L’Imam – nella dichiarazione di proclamazione il portavoce al-Adnani lo definisce «the imam and khalīfah for the Muslims everywhere» – ha intrapreso le poche scale che lo separavano dal pulpito, partendo con il piede destro: non perché è ferito (diceria che si era diffusa), ma per rispetto di un’antica liturgia. Una tunica e un turbante nero, replicando l’abbigliamento riportato in alcuni hadith (qualcuno dice quello degli abbasidi, ma sembra non sia corretto), per restituire un’immagine storica ma sobria. Meno sobrio è sembrato a molti il vistoso orologio, anche questo indossato al polso destro come da tradizione sunnita: la destra è la mano “alta” e indossarci l’orologio rientra in una simbologia che lega il proprio progetto al tempo – la sinistra, la mano “bassa”, impura, è quella usata per le abluzioni delle parti intime.
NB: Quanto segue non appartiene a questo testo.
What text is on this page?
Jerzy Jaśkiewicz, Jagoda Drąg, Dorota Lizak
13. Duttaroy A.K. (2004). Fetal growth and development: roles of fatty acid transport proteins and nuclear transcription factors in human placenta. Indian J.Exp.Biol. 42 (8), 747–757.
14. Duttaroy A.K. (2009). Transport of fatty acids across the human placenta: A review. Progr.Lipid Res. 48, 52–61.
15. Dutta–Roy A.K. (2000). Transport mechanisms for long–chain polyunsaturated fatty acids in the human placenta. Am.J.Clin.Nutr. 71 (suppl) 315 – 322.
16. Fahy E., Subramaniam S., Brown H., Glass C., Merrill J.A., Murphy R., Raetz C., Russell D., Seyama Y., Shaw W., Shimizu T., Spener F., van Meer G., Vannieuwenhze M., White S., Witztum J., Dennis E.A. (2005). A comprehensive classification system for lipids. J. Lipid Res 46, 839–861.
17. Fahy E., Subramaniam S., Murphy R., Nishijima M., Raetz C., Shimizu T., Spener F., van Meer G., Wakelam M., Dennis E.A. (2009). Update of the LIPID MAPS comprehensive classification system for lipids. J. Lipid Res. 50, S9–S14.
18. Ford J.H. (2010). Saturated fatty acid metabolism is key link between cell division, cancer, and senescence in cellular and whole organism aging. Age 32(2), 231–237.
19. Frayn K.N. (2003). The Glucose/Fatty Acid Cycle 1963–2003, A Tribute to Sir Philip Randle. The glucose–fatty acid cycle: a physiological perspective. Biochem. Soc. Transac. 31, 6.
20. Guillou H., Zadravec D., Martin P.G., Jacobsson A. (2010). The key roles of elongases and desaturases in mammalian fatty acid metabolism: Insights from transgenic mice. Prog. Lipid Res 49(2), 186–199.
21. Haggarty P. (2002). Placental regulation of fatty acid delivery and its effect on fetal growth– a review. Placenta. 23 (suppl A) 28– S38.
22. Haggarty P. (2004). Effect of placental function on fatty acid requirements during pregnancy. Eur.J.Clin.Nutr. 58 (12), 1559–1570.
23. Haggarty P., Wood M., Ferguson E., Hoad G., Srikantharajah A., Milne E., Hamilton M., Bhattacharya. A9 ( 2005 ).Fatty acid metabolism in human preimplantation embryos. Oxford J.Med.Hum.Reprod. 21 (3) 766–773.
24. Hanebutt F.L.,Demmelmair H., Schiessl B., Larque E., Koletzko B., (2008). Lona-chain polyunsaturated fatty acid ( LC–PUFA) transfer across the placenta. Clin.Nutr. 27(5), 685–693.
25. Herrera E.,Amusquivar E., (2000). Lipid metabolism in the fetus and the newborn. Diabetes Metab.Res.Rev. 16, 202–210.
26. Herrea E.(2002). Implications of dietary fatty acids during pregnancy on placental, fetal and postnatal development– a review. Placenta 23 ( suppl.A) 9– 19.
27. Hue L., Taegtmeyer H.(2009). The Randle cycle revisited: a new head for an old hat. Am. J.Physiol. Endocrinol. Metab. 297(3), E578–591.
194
Argomento di dibattuto: Rolex? Tag Heur? C’è chi dice fosse un Millgauss – a me non pare, altra opinione -: orologio che la Rolex ha progettato riproducendo una specie di gabbia di Faraday nella cassa, in modo da essere anti-magnetico, pensato per chi è spesso a contattato con forti campi magnetici. Non si sa cosa dovrebbe farsene di un orologio del genere, ma tutto rientra nella costruzione del simbolo, e tanto basta per aprirne una discussione.

Dettagli. D’altronde la simbologia di questo si nutre. Piccoli particolari, minuzie che possono sfuggire anche all’occhio più allenato. Come i nuovi dispositivi-bomba che si teme possano essere costruiti dai terroristi. Gli Stati Uniti sono molto nervosi: hanno chiesto già da qualche giorno di alzare il livello dei controlli in diversi aeroporti internazionali, tra questi Heathrow, sui voli che arrivano negli USA. Un timore è legato ai cellulari: da tempo si teme che possano essere utilizzati come mini-ordigni, adesso sembra che la Transportation Security Administration abbia intrapreso una nuova policy. Se lo smartphone è spento, rischia di essere lasciato a terra: se non si accende, potrebbe essere un ordigno. Ma non solo: ci sarebbero in via di ultimazione anche altri tipi di sistemi. Tutti di dimensioni “micro”: ne ha parlato Guido Olimpio sul Corsera qualche giorno fa, raccontando di come dietro al piano ci sia uno yemenita, Ibrahim al-Asiri, affiliato all’Aqap – al-Qaeda in Arabian Penisula. Un uomo di al-Qaeda, non dell’IS, che starebbe studiando il modo di impiantare bombe direttamente nel corpo dei kamikaze. Poco importa se tra la Base e lo Stato non scorra buon sangue; il rischio è che le gesta del Califfo possano fare da miccia.